Wie sehen Sie Ihre Arbeit im Rahmen der Architektur?
Egloff: Architektur ist das Gestalten von Licht. Mit meinen Körpern wollte ich das Licht weiter modulieren und dadurch noch erfahrbarer machen, es in eine körperliche Nähe bringen. Die verschiedenen Elemente, die ich geschaffen habe, sind auch nicht nur zweckmässig; ihre Grösse und Form ist in Bezug auf den Gesamtraum zu sehen. Die kubischen Formen (die Körper) mit ihren Farben schaffen zum (runden) Raum eine Polarität. Es sind sehr einfache, „selbstverständliche“ Formen, aber sie sind das Ergebnis eines langen Weges.
 
Ich stelle mir vor und möchte wünschen, dass man in den „Bildraum“ hineingeht, in ihm umhergeht, sich vielleicht irgendwo hinsetzt, meditiert, betet … und so sich selber im Raum fühlt, spürt und erlebt. In dem so gestalteten Raum soll der Mensch zur Geltung kommen.
 
Die von Ihnen gestalteten Elemente sind farbig. Welche Bedeutung hat für Sie als Bildhauer die Farbe?

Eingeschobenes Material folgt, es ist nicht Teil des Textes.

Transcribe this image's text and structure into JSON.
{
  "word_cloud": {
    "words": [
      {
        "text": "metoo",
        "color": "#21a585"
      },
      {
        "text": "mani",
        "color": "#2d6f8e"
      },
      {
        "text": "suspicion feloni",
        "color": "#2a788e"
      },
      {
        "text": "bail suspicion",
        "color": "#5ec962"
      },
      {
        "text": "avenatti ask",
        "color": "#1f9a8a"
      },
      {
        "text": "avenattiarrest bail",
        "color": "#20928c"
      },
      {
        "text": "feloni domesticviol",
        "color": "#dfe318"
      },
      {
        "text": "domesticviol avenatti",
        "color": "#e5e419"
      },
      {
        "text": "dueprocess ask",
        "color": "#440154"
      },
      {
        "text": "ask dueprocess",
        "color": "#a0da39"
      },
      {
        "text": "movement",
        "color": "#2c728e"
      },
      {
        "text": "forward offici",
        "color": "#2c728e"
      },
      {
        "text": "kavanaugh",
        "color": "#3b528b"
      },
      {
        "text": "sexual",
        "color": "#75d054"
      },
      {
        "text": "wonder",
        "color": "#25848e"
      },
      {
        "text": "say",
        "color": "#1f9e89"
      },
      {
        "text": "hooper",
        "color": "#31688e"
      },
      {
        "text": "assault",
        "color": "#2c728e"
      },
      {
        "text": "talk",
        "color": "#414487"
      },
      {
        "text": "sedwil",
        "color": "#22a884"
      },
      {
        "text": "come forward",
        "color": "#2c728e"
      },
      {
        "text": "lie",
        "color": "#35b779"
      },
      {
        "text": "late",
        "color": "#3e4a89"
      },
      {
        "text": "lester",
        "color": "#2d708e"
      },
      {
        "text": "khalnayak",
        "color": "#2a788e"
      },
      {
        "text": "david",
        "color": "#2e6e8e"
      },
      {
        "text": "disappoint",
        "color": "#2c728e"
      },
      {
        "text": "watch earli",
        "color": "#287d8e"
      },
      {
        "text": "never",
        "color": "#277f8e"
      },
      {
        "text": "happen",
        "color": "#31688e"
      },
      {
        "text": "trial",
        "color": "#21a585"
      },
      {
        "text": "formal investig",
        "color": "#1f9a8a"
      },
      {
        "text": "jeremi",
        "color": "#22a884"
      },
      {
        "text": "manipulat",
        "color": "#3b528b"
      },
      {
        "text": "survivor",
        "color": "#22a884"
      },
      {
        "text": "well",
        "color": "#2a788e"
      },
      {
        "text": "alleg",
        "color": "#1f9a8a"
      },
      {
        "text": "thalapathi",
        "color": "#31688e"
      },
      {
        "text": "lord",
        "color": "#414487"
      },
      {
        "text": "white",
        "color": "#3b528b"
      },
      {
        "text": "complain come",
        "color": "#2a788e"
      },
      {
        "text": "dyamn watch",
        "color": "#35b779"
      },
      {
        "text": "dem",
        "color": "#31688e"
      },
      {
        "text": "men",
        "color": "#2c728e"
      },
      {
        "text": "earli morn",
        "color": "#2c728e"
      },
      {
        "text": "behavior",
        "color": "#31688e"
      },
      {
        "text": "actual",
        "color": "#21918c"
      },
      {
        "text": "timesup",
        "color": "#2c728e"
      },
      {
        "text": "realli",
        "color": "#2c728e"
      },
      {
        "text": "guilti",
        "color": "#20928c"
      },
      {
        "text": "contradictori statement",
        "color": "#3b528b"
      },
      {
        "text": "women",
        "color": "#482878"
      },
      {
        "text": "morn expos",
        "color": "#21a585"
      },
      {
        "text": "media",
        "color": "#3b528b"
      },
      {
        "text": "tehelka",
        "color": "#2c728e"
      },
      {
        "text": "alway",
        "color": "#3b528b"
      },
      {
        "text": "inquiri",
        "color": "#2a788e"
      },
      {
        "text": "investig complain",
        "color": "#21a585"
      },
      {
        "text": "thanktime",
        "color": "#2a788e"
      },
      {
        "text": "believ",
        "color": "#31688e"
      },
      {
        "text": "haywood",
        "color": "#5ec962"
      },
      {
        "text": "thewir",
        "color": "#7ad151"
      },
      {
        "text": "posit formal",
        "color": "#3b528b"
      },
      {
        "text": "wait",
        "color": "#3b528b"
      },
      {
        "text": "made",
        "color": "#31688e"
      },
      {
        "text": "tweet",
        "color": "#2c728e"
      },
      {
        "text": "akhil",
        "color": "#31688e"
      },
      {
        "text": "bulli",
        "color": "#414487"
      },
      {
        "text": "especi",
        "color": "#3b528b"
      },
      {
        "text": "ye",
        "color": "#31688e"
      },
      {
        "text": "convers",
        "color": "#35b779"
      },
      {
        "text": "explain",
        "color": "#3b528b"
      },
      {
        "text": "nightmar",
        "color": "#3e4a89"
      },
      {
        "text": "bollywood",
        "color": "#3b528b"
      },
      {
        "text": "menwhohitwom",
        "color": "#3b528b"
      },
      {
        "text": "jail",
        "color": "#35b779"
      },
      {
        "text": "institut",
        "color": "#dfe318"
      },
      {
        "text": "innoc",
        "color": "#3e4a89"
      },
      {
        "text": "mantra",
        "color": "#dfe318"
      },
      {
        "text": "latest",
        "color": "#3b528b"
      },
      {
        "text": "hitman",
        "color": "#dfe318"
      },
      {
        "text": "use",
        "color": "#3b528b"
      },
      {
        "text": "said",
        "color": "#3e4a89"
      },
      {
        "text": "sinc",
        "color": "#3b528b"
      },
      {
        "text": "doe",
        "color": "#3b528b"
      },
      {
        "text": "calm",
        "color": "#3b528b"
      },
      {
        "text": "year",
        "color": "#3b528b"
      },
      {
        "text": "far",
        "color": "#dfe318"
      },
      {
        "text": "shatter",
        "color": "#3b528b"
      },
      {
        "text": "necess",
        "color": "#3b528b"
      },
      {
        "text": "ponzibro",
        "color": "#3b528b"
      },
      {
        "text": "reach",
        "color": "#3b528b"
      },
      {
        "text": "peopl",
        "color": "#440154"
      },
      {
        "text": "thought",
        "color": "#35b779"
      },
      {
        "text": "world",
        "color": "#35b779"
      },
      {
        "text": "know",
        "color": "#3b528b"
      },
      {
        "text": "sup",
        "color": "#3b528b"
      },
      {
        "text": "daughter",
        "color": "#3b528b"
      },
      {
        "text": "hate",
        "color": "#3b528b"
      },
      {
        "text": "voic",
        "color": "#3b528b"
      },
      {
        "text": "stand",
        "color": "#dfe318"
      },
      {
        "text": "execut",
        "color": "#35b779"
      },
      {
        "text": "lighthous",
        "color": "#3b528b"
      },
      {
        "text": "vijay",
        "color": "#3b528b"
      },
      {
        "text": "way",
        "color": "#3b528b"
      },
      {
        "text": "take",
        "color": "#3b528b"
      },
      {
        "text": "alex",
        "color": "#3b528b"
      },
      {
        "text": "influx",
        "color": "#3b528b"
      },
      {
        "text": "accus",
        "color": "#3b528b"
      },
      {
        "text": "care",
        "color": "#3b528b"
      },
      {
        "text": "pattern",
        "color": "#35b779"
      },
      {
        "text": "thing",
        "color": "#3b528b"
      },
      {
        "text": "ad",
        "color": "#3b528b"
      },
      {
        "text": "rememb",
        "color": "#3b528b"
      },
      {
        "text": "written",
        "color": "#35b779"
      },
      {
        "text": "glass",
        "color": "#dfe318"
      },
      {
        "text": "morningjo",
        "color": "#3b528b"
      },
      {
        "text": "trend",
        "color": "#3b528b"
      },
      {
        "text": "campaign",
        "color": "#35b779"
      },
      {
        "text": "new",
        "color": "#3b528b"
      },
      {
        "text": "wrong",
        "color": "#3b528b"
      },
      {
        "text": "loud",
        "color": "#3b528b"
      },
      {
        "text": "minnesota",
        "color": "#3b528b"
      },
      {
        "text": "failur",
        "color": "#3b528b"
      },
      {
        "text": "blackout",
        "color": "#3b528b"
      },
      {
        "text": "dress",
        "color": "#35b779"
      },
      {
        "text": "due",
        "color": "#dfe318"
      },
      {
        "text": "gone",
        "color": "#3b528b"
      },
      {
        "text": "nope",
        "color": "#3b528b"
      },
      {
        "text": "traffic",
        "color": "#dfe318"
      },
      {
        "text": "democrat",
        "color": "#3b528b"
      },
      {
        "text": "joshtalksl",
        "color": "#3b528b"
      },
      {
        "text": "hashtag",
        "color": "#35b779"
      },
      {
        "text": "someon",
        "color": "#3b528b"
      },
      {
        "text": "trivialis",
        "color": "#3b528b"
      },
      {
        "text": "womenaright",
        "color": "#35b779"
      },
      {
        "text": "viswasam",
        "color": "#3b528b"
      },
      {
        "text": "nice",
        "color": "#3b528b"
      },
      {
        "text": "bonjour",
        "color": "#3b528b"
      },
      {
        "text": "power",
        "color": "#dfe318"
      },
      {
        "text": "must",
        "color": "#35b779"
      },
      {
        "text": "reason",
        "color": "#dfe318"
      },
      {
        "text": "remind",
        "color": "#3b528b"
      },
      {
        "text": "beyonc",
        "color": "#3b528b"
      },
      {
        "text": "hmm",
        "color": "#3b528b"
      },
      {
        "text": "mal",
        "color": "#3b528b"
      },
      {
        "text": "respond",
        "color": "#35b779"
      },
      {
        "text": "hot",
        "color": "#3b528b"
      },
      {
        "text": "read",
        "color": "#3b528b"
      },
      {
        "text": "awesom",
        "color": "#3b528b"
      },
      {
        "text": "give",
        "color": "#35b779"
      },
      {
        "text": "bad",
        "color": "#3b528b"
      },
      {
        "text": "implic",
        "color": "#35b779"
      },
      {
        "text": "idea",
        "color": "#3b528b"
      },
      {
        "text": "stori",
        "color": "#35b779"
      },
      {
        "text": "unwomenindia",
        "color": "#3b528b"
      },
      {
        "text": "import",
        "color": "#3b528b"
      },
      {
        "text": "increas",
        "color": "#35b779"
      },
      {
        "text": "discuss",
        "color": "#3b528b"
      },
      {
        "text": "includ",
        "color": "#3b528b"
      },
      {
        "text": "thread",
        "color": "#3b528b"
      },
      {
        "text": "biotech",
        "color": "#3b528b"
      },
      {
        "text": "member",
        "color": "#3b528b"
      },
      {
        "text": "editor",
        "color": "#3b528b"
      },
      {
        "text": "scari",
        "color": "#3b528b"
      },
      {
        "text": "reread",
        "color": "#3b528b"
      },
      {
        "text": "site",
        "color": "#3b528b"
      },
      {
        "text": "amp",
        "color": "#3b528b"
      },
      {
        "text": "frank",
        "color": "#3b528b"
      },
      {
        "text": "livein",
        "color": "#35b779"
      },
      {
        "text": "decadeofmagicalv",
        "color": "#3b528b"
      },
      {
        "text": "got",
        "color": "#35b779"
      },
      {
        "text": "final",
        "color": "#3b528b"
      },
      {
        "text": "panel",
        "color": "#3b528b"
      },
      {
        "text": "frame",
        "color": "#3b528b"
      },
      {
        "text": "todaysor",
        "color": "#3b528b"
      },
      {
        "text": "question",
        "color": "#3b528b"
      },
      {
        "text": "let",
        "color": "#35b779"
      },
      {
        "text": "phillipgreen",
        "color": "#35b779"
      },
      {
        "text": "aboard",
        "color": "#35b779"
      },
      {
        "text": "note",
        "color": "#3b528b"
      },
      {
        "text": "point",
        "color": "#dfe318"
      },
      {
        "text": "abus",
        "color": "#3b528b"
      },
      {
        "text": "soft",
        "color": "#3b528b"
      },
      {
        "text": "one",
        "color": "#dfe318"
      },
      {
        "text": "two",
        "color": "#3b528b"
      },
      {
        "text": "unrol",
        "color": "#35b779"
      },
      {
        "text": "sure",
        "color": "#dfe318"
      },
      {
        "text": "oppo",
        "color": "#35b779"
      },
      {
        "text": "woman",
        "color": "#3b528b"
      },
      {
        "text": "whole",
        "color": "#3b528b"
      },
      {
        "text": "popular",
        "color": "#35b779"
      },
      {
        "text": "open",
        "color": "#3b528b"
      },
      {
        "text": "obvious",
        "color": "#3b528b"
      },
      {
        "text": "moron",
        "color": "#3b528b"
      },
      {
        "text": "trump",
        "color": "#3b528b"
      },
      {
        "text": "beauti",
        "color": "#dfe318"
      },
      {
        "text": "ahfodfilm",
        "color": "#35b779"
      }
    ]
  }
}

Egloff: Es war schon immer mein Wunsch, einen Farbraum zu gestalten, der atmet; einen Raum, in dem es einem wohl ist. Meine Arbeiten leben vom Raum und von den Bewegungen im Raum. Die Körper bilden Flächen, die in einer bestimmten Richtung im Raum verlaufen und räumlich so Tiefe und Strahlkraft erhalten. Es war mir wichtig, dass sich die Farben aus dem Material (Stuckmarmor) heraus entwickeln.
 
Sie haben sich bei der Realisierung Ihres Konzeptes für eine alte Technik, für Stuck-Marmor entschieden. Wie kamen Sie gerade zu dieser Technik?

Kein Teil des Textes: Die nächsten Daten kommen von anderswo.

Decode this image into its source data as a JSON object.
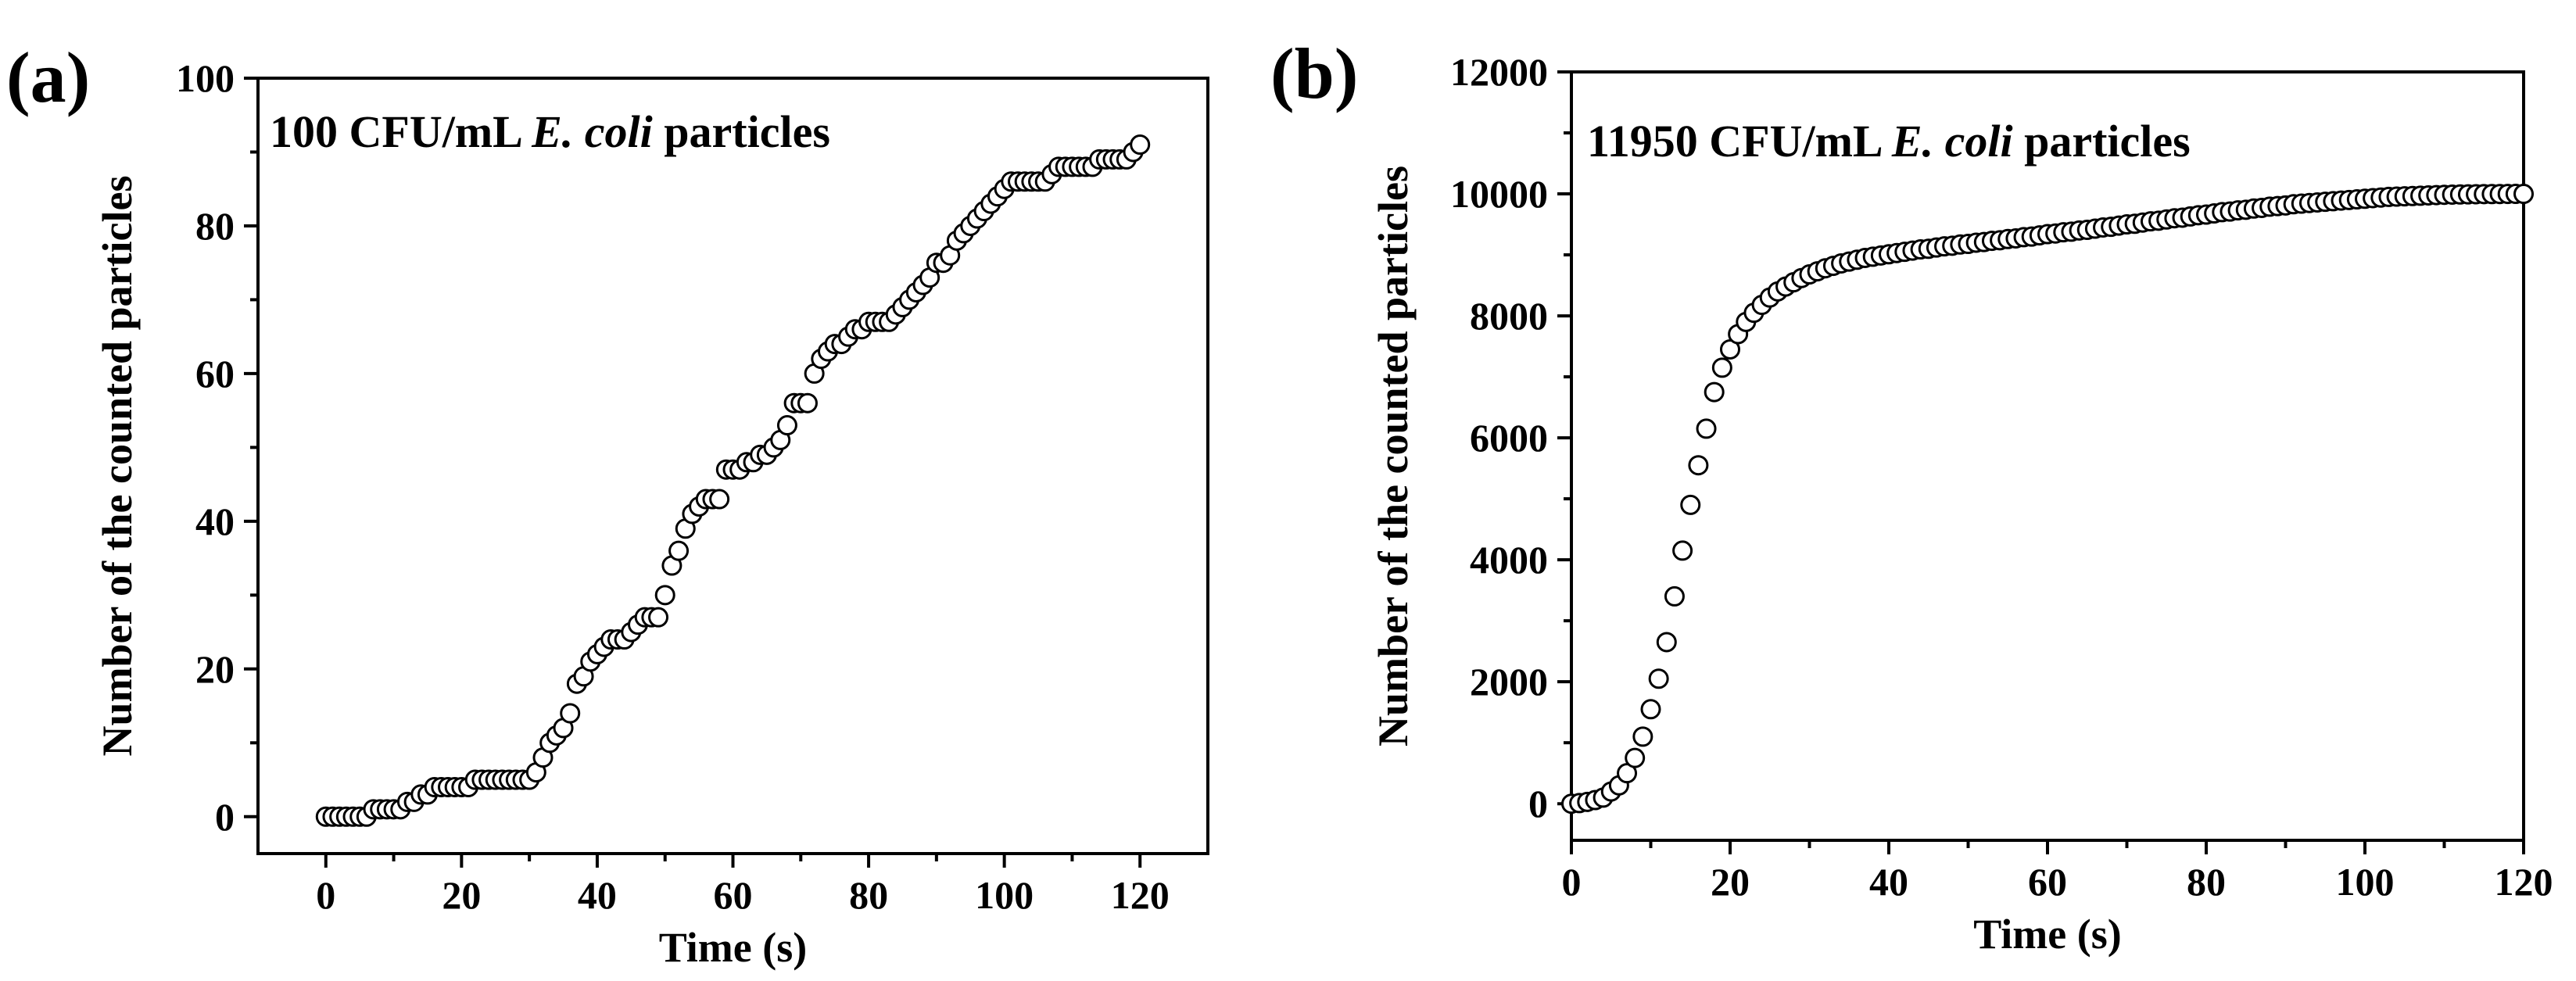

Egloff: Stuck-Marmor ist in der Tat eine uralte Technik; wir kennen ihn z.B. aus dem alten Ägypten, auch aus Knossos usw. Ich wählte dieses Material, weil es modellierbar ist und die Farbe, wie ich schon angedeutet habe, aus der Tiefe heraus wirkt. Es ergibt eine andere Aussage und einen anderen Raumbezug, je nachdem, ob man wie beim Stuck etwas von innen heraus aufbaut, oder wie beim Stein etwas von aussen wegnimmt.